Supervalorização do carro agrava relação entre motoristas e ciclistas

Trânsito

15-06-2011 Fonte: Paraná Online

A invisibilidade dos ciclistas em todo o Brasil veio à tona com a morte do executivo da Lorenzetti, Antônio Bertolucci, atropelado por um ônibus na manhã de segunda-feira (13), em São Paulo. Esse tipo de tragédia é velha conhecida dos ciclistas brasileiros. Na capital paranaense a situação se repete, a ponto de se pleitear leis para garantir o respeito e o espaço para esse meio de transporte. Para o Grupo de Pesquisa em Trânsito e Transporte Sustentável da Universidade Federal do Paraná (UFPR), que em agosto iniciará uma pesquisa sobre a percepção do carro pelo brasileiro, a origem dessa hostilidade entre motoristas, ciclistas e motociclistas está na supervalorização dada à aquisição do carro na sociedade brasileira.

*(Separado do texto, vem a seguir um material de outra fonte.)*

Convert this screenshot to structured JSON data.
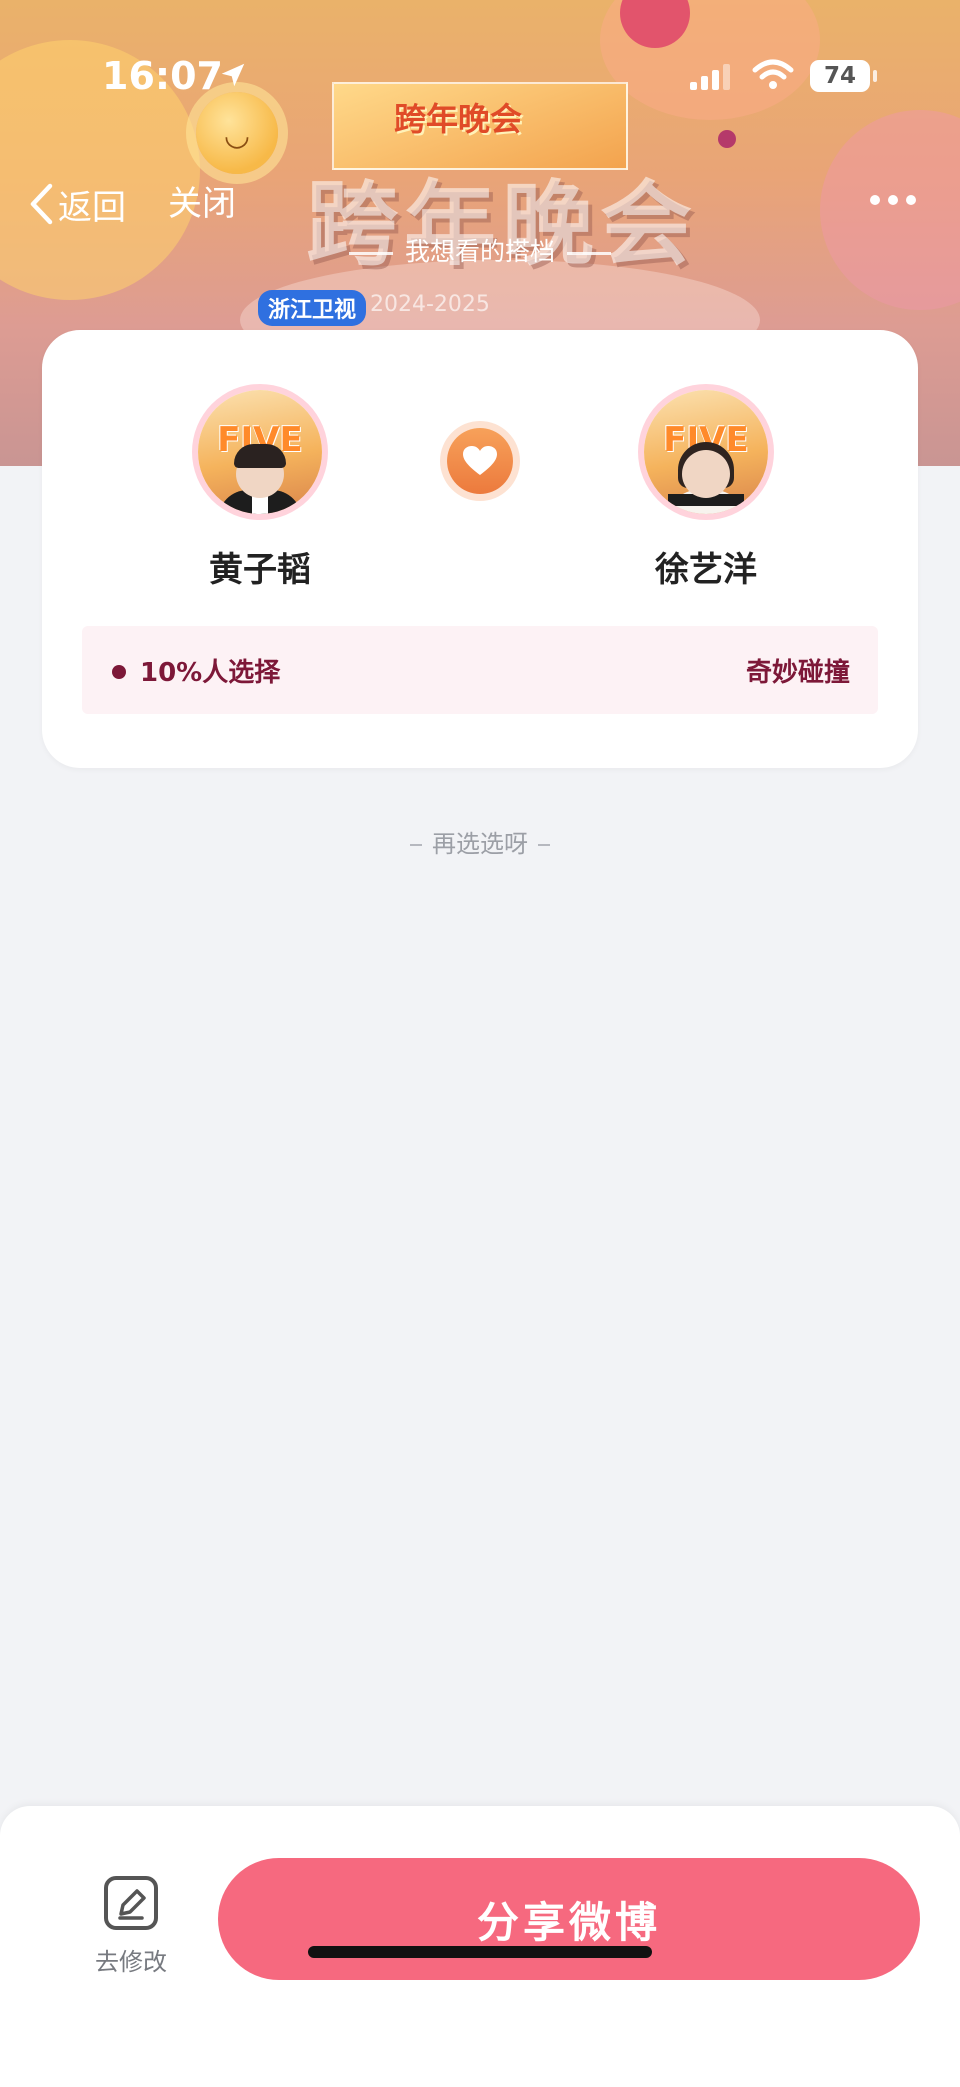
{
  "status_bar": {
    "time": "16:07",
    "battery": "74"
  },
  "nav": {
    "back_label": "返回",
    "close_label": "关闭"
  },
  "banner": {
    "title": "跨年晚会",
    "program_thumb_title": "跨年晚会",
    "subtitle": "我想看的搭档",
    "channel": "浙江卫视",
    "date_text": "2024-2025"
  },
  "pairing": {
    "left": {
      "name": "黄子韬",
      "avatar_text": "FIVE"
    },
    "right": {
      "name": "徐艺洋",
      "avatar_text": "FIVE"
    },
    "percent_text": "10%人选择",
    "tag": "奇妙碰撞"
  },
  "reselect_label": "再选选呀",
  "bottom": {
    "edit_label": "去修改",
    "share_label": "分享微博"
  },
  "colors": {
    "accent_pink": "#f6697f",
    "stat_text": "#7d1838",
    "heart_orange": "#ec7a3d"
  },
  "icons": {
    "back": "chevron-left-icon",
    "more": "ellipsis-icon",
    "heart": "heart-icon",
    "edit": "pencil-square-icon",
    "location": "location-arrow-icon",
    "wifi": "wifi-icon",
    "signal": "cellular-signal-icon"
  }
}
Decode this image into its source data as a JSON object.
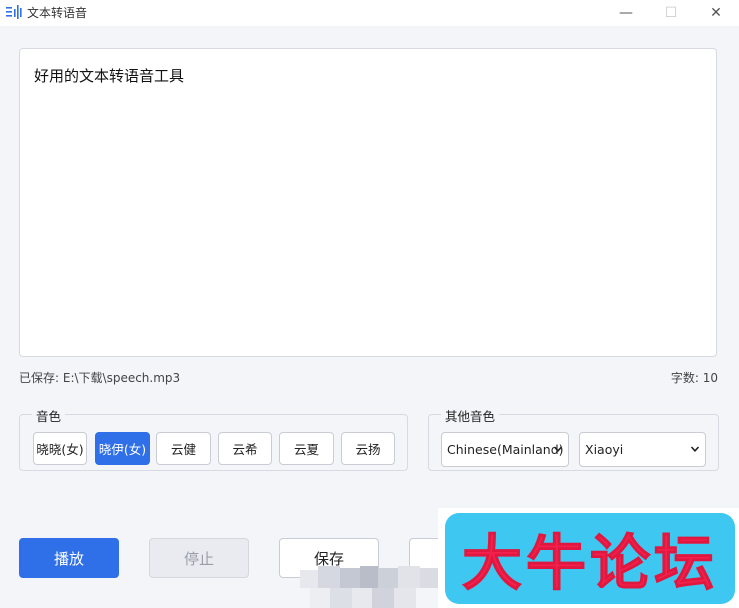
{
  "window": {
    "title": "文本转语音",
    "icon": "waveform-icon",
    "controls": {
      "minimize": "—",
      "maximize": "☐",
      "close": "✕"
    }
  },
  "editor": {
    "text": "好用的文本转语音工具"
  },
  "status": {
    "saved_path": "已保存: E:\\下载\\speech.mp3",
    "char_count": "字数: 10"
  },
  "voice_group": {
    "label": "音色",
    "voices": [
      {
        "label": "晓晓(女)",
        "selected": false
      },
      {
        "label": "晓伊(女)",
        "selected": true
      },
      {
        "label": "云健",
        "selected": false
      },
      {
        "label": "云希",
        "selected": false
      },
      {
        "label": "云夏",
        "selected": false
      },
      {
        "label": "云扬",
        "selected": false
      }
    ]
  },
  "other_voice_group": {
    "label": "其他音色",
    "language_select": "Chinese(Mainland)",
    "voice_select": "Xiaoyi"
  },
  "actions": {
    "play": "播放",
    "stop": "停止",
    "save": "保存"
  },
  "watermark": {
    "text": "大牛论坛"
  },
  "colors": {
    "accent": "#2f6fe8",
    "background": "#f4f5f9",
    "watermark_bg": "#3ec7f0",
    "watermark_text": "#f3214d"
  }
}
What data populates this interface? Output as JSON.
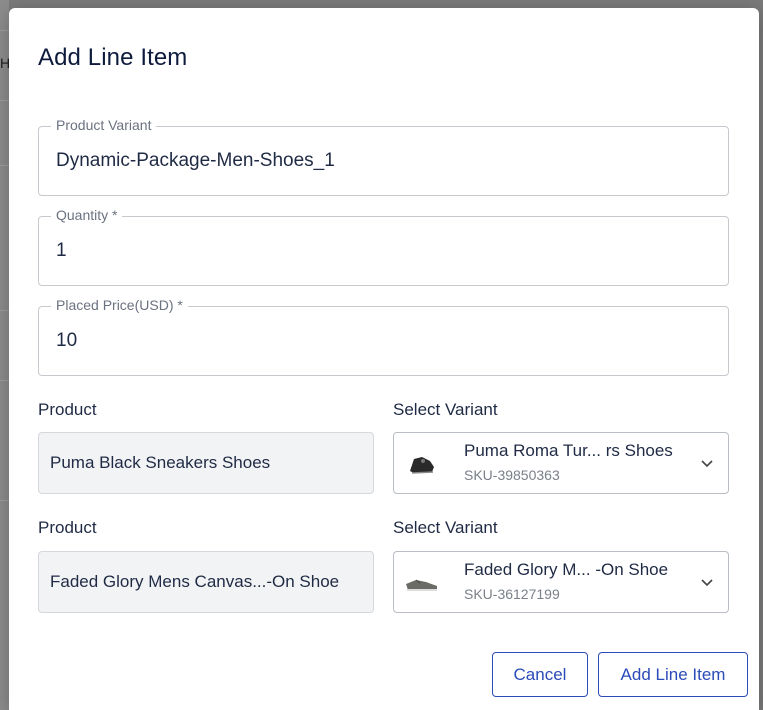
{
  "backdrop": {
    "left_glyph": "H"
  },
  "dialog": {
    "title": "Add Line Item",
    "fields": [
      {
        "legend": "Product Variant",
        "value": "Dynamic-Package-Men-Shoes_1"
      },
      {
        "legend": "Quantity *",
        "value": "1"
      },
      {
        "legend": "Placed Price(USD) *",
        "value": "10"
      }
    ],
    "rows": [
      {
        "product_label": "Product",
        "product_value": "Puma Black Sneakers Shoes",
        "variant_label": "Select Variant",
        "variant_name": "Puma Roma Tur...  rs Shoes",
        "variant_sku": "SKU-39850363"
      },
      {
        "product_label": "Product",
        "product_value": "Faded Glory Mens Canvas...-On Shoe",
        "variant_label": "Select Variant",
        "variant_name": "Faded Glory M...  -On Shoe",
        "variant_sku": "SKU-36127199"
      }
    ],
    "buttons": {
      "cancel": "Cancel",
      "add": "Add Line Item"
    },
    "accent_color": "#2b4bb8"
  }
}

De acordo com a especialista em psicologia no trânsito e coordenadora do grupo da UFPR, Alessandra Bianchi, por muito tempo o carro foi um patrimônio inatingível por boa parte da população. "Ainda pagamos muito caro por um automóvel, quando comparamos com países europeus e norte-americanos, tanto que é um bem que o brasileiro não empresta", compara. "Todo esse culto, de certa forma, acaba fazendo com que quem tem carro dispense um tratamento diferente e com menos cuidado a quem ocupa as vias com motos e bicicletas. Motociclistas e ciclistas são praticamente percebidos como seres humanos de segunda linha", aponta a especialista. "Os ciclistas ainda têm mais um agravante no Brasil, que é a forte vinculação dada pela propaganda que bicicleta é coisa para criança, enquanto o carro é quase um rito de passagem para a vida adulta", acrescenta Alessandra.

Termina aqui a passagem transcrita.